Based on unnamed sources and there is no guarantee that any of the companies mentioned will make a play for the embattled handset maker. Furthermore, Microsoft’s (NASDAQ:MSFT) decision to acquire Nokia (NYSE:NOK) might have reduced competition for BlackBerry – Microsoft was rumored to have an interest in the company.
In their report, The Wall Street Journal named the Canada Pension Plan Investment Board and Bain Capital as potential investors. While either fight might invest in the company they are not expected to purchase the company outright – BlackBerry’s current market capitalization is in excess of $ 5 billion.
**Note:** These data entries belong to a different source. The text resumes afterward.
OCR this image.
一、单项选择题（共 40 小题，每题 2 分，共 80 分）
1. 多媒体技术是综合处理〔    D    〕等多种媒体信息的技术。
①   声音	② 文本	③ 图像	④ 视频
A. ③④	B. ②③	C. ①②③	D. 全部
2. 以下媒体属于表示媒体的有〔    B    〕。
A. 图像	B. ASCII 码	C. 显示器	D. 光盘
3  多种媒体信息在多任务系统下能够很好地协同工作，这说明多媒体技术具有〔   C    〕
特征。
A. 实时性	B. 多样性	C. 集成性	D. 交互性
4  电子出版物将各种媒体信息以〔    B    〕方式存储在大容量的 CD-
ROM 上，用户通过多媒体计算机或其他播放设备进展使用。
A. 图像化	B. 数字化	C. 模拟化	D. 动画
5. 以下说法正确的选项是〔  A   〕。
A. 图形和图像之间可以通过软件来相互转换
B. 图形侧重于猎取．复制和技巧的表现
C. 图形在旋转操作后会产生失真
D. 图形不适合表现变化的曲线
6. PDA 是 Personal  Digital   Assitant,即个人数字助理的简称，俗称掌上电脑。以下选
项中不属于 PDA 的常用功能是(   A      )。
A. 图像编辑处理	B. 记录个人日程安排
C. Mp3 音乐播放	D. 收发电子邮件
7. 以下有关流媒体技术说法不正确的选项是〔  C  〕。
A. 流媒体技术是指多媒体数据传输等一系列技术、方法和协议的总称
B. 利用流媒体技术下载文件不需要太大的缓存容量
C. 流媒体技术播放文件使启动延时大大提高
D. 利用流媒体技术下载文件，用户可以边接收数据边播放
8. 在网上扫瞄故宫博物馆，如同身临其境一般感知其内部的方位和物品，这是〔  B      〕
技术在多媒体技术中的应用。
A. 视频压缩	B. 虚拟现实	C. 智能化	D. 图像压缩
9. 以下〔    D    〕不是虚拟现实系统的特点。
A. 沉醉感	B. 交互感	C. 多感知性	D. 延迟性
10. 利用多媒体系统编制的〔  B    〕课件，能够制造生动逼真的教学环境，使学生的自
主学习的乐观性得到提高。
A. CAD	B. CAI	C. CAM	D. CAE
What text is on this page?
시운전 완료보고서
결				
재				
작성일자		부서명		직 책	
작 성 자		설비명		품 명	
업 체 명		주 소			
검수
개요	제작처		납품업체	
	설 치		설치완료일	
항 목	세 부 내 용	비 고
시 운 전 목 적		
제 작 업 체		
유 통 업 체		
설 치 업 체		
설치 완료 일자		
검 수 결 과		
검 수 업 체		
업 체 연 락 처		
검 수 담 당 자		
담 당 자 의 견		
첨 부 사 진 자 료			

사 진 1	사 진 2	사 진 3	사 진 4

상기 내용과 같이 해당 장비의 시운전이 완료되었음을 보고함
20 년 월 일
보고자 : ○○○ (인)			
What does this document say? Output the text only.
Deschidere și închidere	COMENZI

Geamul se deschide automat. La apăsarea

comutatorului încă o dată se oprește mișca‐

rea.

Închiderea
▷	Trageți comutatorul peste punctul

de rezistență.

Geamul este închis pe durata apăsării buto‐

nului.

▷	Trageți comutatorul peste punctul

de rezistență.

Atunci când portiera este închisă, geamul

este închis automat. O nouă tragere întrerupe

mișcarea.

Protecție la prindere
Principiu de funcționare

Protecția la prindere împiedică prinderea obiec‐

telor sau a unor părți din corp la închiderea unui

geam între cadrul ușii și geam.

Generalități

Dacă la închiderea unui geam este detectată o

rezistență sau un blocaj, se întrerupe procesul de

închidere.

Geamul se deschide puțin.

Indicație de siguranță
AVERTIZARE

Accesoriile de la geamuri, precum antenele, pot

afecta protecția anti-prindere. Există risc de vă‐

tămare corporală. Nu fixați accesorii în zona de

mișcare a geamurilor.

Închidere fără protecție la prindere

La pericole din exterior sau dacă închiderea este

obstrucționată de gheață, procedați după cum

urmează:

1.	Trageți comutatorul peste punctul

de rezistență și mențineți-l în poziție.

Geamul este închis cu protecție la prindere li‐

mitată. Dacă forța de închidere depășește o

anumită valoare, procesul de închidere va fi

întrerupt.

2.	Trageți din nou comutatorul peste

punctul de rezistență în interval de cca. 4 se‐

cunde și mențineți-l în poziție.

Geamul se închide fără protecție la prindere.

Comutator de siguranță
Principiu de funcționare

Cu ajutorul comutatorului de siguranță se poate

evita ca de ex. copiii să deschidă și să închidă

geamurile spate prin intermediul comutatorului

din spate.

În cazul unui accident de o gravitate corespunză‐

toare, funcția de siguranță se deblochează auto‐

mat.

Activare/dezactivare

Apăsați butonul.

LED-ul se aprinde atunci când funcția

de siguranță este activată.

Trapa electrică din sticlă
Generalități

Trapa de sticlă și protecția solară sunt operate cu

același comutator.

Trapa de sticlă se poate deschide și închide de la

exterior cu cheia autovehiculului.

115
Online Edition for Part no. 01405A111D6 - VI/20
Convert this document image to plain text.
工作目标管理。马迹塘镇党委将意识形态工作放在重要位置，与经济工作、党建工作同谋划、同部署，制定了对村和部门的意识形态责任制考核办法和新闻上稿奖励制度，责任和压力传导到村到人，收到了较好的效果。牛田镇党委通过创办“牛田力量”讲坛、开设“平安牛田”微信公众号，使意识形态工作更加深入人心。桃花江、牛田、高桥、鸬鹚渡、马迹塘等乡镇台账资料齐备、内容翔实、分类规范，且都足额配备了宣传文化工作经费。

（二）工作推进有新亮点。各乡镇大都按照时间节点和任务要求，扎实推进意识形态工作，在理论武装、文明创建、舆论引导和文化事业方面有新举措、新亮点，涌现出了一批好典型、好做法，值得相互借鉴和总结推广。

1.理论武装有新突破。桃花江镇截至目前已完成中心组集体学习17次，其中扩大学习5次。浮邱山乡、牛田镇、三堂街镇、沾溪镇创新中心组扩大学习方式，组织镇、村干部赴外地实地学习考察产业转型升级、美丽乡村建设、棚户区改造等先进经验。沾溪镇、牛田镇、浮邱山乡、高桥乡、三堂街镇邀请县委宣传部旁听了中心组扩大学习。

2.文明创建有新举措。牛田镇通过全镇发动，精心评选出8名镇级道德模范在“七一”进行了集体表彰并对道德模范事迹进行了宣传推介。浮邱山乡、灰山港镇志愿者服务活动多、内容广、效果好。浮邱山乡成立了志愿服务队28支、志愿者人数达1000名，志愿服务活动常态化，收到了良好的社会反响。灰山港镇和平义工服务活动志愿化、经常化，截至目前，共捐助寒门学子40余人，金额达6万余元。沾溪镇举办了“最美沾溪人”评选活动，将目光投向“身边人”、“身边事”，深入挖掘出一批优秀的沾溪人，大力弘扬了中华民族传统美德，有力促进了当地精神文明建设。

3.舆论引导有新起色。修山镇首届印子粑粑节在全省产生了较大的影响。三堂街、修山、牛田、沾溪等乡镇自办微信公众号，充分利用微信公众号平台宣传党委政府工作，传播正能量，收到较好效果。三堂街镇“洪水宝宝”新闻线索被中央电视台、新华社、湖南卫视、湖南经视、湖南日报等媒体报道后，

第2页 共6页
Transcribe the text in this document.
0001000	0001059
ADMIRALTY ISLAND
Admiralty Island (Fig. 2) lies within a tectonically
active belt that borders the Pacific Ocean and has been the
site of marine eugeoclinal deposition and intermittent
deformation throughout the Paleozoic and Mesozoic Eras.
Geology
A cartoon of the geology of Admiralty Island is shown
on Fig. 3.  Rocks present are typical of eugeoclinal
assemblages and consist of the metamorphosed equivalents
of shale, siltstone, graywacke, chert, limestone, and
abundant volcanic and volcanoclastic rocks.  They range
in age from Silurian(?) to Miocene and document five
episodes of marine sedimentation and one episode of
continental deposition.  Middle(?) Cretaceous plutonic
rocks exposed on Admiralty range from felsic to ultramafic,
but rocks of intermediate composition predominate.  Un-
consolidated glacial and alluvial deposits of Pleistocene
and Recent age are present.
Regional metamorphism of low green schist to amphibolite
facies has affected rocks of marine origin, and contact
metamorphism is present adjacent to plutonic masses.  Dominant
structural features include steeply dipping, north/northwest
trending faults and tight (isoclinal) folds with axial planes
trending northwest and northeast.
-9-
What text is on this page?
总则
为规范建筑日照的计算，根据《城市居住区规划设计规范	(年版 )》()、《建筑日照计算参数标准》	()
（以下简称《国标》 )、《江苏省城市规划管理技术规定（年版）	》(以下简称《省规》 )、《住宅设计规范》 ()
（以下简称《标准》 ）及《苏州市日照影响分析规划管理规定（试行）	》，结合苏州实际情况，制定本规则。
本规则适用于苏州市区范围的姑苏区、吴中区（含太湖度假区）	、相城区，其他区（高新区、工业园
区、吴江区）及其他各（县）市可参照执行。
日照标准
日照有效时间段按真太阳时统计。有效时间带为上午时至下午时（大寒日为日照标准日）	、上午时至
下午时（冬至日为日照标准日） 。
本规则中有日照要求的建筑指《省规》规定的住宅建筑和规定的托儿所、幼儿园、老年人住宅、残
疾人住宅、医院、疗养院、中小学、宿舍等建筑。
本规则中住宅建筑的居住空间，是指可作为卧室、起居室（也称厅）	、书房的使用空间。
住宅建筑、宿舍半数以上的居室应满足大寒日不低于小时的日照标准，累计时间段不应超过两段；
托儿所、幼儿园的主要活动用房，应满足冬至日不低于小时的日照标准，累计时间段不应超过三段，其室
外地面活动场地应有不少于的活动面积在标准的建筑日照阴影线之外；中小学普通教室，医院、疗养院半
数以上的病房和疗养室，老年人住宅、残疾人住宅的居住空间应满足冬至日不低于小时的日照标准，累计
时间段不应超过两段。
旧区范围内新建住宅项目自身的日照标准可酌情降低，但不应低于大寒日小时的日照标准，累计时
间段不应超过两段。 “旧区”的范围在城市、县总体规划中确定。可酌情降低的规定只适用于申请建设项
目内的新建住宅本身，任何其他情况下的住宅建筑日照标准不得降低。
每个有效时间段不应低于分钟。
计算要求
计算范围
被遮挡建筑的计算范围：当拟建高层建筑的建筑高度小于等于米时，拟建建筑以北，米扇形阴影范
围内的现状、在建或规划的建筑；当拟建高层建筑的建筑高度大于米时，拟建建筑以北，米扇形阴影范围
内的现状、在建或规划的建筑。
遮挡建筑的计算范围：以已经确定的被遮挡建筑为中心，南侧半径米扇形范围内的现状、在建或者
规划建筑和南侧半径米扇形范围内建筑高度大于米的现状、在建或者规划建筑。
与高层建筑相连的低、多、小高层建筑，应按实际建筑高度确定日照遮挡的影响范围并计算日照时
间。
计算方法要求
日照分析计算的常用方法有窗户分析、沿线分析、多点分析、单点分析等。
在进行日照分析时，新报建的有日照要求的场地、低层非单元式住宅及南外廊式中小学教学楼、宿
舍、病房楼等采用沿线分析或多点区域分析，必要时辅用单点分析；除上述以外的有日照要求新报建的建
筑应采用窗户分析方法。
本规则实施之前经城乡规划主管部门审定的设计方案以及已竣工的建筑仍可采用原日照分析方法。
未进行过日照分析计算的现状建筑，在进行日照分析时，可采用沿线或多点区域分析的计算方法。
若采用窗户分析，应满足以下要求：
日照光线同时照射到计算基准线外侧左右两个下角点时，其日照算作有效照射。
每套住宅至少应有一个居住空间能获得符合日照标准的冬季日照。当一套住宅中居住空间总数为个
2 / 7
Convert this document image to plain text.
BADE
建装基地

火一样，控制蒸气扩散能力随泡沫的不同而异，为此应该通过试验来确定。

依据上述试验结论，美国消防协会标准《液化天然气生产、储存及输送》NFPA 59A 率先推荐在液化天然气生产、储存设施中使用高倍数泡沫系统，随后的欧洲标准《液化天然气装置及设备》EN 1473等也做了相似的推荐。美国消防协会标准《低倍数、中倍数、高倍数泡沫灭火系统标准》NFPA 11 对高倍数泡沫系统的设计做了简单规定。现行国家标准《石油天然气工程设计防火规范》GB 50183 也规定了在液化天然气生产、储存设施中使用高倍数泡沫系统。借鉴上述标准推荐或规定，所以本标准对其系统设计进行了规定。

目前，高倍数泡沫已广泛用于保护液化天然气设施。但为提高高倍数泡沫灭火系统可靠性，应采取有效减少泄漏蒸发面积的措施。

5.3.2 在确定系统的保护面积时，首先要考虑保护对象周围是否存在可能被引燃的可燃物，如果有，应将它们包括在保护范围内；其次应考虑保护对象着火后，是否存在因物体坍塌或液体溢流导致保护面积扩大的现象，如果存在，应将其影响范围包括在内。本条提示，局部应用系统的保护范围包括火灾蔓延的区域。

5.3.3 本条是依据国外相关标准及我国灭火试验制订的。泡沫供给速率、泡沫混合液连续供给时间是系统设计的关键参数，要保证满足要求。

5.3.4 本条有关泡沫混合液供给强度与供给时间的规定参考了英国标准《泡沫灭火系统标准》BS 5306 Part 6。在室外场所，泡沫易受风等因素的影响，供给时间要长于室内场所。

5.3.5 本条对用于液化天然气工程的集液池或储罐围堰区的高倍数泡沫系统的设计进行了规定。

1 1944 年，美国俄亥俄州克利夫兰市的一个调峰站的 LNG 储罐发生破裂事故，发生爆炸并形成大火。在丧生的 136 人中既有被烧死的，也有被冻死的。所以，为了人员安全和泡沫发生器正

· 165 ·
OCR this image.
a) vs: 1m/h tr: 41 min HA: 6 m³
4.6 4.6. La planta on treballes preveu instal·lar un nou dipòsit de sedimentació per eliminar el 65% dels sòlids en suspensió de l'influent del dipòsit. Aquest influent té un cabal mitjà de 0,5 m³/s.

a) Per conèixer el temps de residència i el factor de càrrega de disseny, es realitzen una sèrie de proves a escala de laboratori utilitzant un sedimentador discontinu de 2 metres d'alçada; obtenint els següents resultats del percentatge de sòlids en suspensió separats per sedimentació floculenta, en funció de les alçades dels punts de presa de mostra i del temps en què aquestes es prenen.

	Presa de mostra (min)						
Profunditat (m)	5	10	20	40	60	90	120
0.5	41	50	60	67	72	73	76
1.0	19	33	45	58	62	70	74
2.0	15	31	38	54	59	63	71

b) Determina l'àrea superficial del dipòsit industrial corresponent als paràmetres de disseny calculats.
However, tech firms who are looking to expand their involvement in the smartphone wars might be consider BlackBerry for its patents and distribution. Those firms include Hewlett-Packard (NYSE:HPQ), Samsung (KS:005930), and Lenovo (HK:0992). Lenovo might be considered a frontrunner. While the company declined to comment on its interest in BlackBerry, Lenovo CEO Yang Yuanqing has publically stated his belief ‘that the PC industry and the mobile phone industry will continue to consolidate…If a target or deal is consistent with Lenovo’s strategy, we would take the opportunity.’
Lenovo acquired IBM’s (NYSE:IBM) personal computer business in 2005 for $ 1.25 billion. However, the business environment has changed since then, and a bid from Lenovo is likely to be highly scrutinized by the U.S. Government due to Lenovo’s close ties to the Chinese Government. Blackberry was once the phone of choice for government agencies and their servers could contain a treasure trove of sensitive information.
Whoever bids to take over Blackberry will face an uphill battle, the company’s share are trading well of the well off the all-time high of $ 230.52, which was reached on June 20, 2007. The first iPhone was released in the U.S. on June 29, 2007 and Blackberry has never been able to regain its former glory.
The company had pinned its hopes on the Z10, but sales have been weak and less than four months after the device was released leading carriers began to offer discounts of as much as 75 percent. Given the failure of the Z10 to win back customers, the only value that remains at BlackBerry is in their patents.